Das war der Hirbel ist Peter Härtlings Zeugnis von einem behinderten, elternlosen Kind, das mit seinen vielfältigen Defiziten in keiner Pflegefamilie dauerhaft aufgenommen wird, sondern durch viele Hände und Heime geht. Relativ sachlich schildert Härtling von Hirbels Schwierigkeiten: Durch Schwierigkeiten bei der Geburt leidet er unter schweren Kopfschmerzen, hat Lern- und Konzentrationsschwierigkeiten und auch andere körperliche Beschwerden. Manchmal hat er "Anfälle", bei denen er schwer zu bändigen ist. Seine Talente werden weniger stark wahrgenommen, er kann sehr schön singen, er hat Fantasie und ein gutes Gespür für Menschen - nämlich für die, die ihm Böses wollen. In kurzen Episoden berichtet Härtling von Hirbels Leben, seine Fluchtversuche, seine Ideen, den bösen, gewalttätigen Hausmeister auszuschalten und seine anrührende Idee, vom Doktor adoptiert zu werden, indem er sich schwerkrank stellt. Die zwei Erzieherinnen des Heims bringen Verständnis für Hirbel auf, können aber auch nicht verhindern, dass er schließlich wieder in ein anderes Pflegeheim verlegt wird. Hirbels Zukunft bleibt ungewiss.

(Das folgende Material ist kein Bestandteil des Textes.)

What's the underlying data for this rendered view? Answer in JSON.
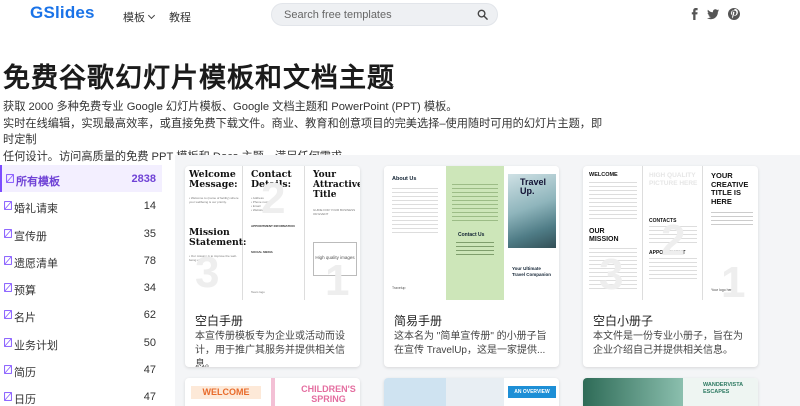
{
  "header": {
    "logo_g": "G",
    "logo_rest": "Slides",
    "nav_templates": "模板",
    "nav_tutorial": "教程",
    "search_placeholder": "Search free templates"
  },
  "hero": {
    "title": "免费谷歌幻灯片模板和文档主题",
    "desc_line1": "获取 2000 多种免费专业 Google 幻灯片模板、Google 文档主题和 PowerPoint (PPT) 模板。",
    "desc_line2": "实时在线编辑，实现最高效率，或直接免费下载文件。商业、教育和创意项目的完美选择–使用随时可用的幻灯片主题，即时定制",
    "desc_line3": "任何设计。访问高质量的免费 PPT 模板和 Docs 主题，满足任何需求。"
  },
  "sidebar": {
    "items": [
      {
        "label": "所有模板",
        "count": "2838"
      },
      {
        "label": "婚礼请柬",
        "count": "14"
      },
      {
        "label": "宣传册",
        "count": "35"
      },
      {
        "label": "遗愿清单",
        "count": "78"
      },
      {
        "label": "预算",
        "count": "34"
      },
      {
        "label": "名片",
        "count": "62"
      },
      {
        "label": "业务计划",
        "count": "50"
      },
      {
        "label": "简历",
        "count": "47"
      },
      {
        "label": "日历",
        "count": "47"
      }
    ]
  },
  "cards": [
    {
      "title": "空白手册",
      "desc": "本宣传册模板专为企业或活动而设计，用于推广其服务并提供相关信息。",
      "thumb": {
        "welcome": "Welcome Message:",
        "mission": "Mission Statement:",
        "contact": "Contact Details:",
        "attractive": "Your Attractive Title",
        "hq": "High quality images",
        "appointment": "APPOINTMENT INFORMATION",
        "social": "SOCIAL MEDIA",
        "guide": "GUIDE FOR YOUR BUSINESS OR EVENT",
        "teamlogo": "Team logo"
      }
    },
    {
      "title": "简易手册",
      "desc": "这本名为 \"简单宣传册\" 的小册子旨在宣传 TravelUp，这是一家提供...",
      "thumb": {
        "about": "About Us",
        "contact": "Contact Us",
        "travel": "Travel Up.",
        "companion": "Your Ultimate Travel Companion",
        "footer": "Travelup"
      }
    },
    {
      "title": "空白小册子",
      "desc": "本文件是一份专业小册子，旨在为企业介绍自己并提供相关信息。",
      "thumb": {
        "welcome": "WELCOME",
        "mission": "OUR MISSION",
        "hq": "HIGH QUALITY PICTURE HERE",
        "contacts": "CONTACTS",
        "appointment": "APPOINTMENT",
        "creative": "YOUR CREATIVE TITLE IS HERE",
        "logo": "Your logo here"
      }
    }
  ],
  "cards_row2": [
    {
      "banner": "WELCOME",
      "children": "CHILDREN'S SPRING"
    },
    {
      "overview": "AN OVERVIEW"
    },
    {
      "escape": "WANDERVISTA ESCAPES"
    }
  ],
  "colors": {
    "brand": "#1a73e8",
    "accent": "#7c4dff",
    "grid_bg": "#f4f5f7"
  }
}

Härtling verzichtet bestimmt bewusst auf ein glückliches Ende, macht er doch in seinem Nachwort klar, was die Schwierigkeiten im Umgang mit Kindern wie Hirbel sind und das einiges davon schwer aufzufangen ist von den Institutionen, die wir als Gesellschaft dafür bereithalten. Er plädiert kurz und ohne Sentimentalitäten an die Menschen - auch an die Kinder - freundlich und offen zu sein und zu helfen, wo wir können. Auch wenn die geschilderten Mechanismen in Hirbels Kinderheim heute anders ablaufen - so kann man nach nahezu 50 Jahren nach dem ersten Erscheinen des Buchs zumindest hoffen - so bleibt die Botschaft gegen Ausgrenzung und Distanz und für Menschlichkeit und Toleranz gültig. Hut ab für Härtling, der damit in den 70er Jahren sicher ein ungewöhnliches und unbequemes Thema aufgriff.
Peter Härtling, Das war der Hirbel. Gulliver/Beltz und Gelberg, Weinheim 2014.